Il 50% della loro lingua rimase quella delle origini, per il resto acquisirono termini delle lingue locali. Il nomadismo fu, quindi, un adattamento di fronte alla repressione, non una condizione etnica.
A causa del loro abbigliamento bizzarro, della lingua incomprensibile, del loro vivere di elemosina e per le pratiche di chiaroveggenza (scambiata per stregoneria) le autorità locali emanarono una serie di decreti che penalizzavano e discriminavano la popolazione.
In Germania, la pena di morte (riservata agli uomini) venne estesa anche alle donne zingare. Inoltre, nel 1500, un provvedimento imperiale garantì l’impunità a chiunque avesse ucciso uno di loro. In Spagna, nel 1492 furono condannati all’esilio assieme ai mori e agli ebrei. In Ungheria furono accusati di cannibalismo.
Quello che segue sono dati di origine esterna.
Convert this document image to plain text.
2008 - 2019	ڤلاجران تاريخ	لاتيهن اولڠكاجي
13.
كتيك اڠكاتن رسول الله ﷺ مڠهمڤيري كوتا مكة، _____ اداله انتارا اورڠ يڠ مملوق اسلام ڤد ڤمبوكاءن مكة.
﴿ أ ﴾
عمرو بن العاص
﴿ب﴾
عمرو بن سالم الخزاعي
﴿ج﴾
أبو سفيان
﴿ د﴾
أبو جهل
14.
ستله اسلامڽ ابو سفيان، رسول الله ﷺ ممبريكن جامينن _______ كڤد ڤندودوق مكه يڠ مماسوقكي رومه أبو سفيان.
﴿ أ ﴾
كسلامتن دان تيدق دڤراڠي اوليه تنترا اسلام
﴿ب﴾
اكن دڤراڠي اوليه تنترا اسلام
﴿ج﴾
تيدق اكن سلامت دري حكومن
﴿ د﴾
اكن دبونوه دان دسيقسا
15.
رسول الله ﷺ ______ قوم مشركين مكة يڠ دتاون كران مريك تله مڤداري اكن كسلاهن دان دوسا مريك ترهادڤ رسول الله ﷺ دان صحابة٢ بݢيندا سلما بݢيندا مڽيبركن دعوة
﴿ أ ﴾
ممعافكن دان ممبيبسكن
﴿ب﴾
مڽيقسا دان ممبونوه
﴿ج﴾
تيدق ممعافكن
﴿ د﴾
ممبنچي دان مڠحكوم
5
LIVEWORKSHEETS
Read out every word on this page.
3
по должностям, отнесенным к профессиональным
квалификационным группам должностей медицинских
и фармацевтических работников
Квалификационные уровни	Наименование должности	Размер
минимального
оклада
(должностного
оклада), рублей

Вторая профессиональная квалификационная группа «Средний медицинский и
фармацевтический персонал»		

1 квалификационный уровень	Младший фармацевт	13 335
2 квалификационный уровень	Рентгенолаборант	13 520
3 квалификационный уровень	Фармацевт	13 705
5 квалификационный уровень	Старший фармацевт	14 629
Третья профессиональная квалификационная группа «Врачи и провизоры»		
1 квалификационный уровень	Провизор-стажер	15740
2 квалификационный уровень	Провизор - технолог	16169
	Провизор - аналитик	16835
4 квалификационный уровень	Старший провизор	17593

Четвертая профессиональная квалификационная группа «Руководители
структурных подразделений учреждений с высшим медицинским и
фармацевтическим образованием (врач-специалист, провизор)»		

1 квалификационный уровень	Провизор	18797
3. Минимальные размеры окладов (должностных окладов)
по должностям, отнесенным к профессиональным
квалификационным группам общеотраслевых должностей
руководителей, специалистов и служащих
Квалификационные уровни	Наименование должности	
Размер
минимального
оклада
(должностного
In Italia, il primo decreto di espulsione fu emanato a Milano nel 1512 perché accusati di portare la peste.
Le persecuzioni ebbero fine intorno al XVIII secolo, quando i sovrani dell’epoca, invece di condannarli a morte o all’esilio, cercarono di integrarli con la popolazione del luogo.
Questo, però, significava spogliarli delle loro tradizioni e delle loro usanze. Ad esempio, in Ungheria e Transilvania furono obbligati ad abbandonare la loro lingua per esprimersi esclusivamente nella lingua nazionale. Inoltre, dovevano rinunciare alla loro vita nomade per stabilirsi in appartamenti, esercitare mestieri comuni, non mendicare, andare in chiesa e vestirsi come la popolazione locale. In cambio, il governo distribuiva case, mezzi agricoli e bestiame. L’iniziativa fallì.
I diversi Paesi, col tempo, divennero più liberali nei loro confronti, tant’è che in Romania, tra il 1855 e il 1856, vennero liberati dalla schiavitù. Da lì in poi, cominciò un’altra ondata migratoria che coinvolse non solo l’Europa, ma anche l’America, Brasile e Argentina.
Tuttavia, dato lo storico odio nei loro confronti, finirono nel mirino dei nazisti. Circa 500mila morirono in quello che gli zingari chiamano “barò porrajmos” (che in lingua romanì significa “il grande genocidio”). Considerati una razza inferiore e “asociali“, i gitani erano talmente discriminati tra i discriminati che ad Auschwitz vivevano in baracche a loro riservate.
Rom in Italia
I dati in Italia non sono precisi, si va dai circa 80 mila a 200 mila. Circa l’80% di loro ha la cittadinanza italiana e il 20% sarebbe straniero e proveniente per lo più dai Balcani. Circa la metà di loro non supera i 18 anni e appena il 3% arriva supera i 60 anni di età. Il tasso di natalità è alto (5-6 bambini a famiglia), così come lo è quello di mortalità.
Il matrimonio, in genere, avviene in giovane età ed è regolato da usanze e tradizioni che variano in base all’etnia di appartenenza. Ad esempio, per i sinti avviene tramite “la fuga” (i due ragazzi vivono per qualche giorno da alcuni parenti). Per i rom la famiglia dello sposo “compra” la sposa (cioè corrisponde una cifra in denaro alla famiglia della giovane come una sorta di risarcimento).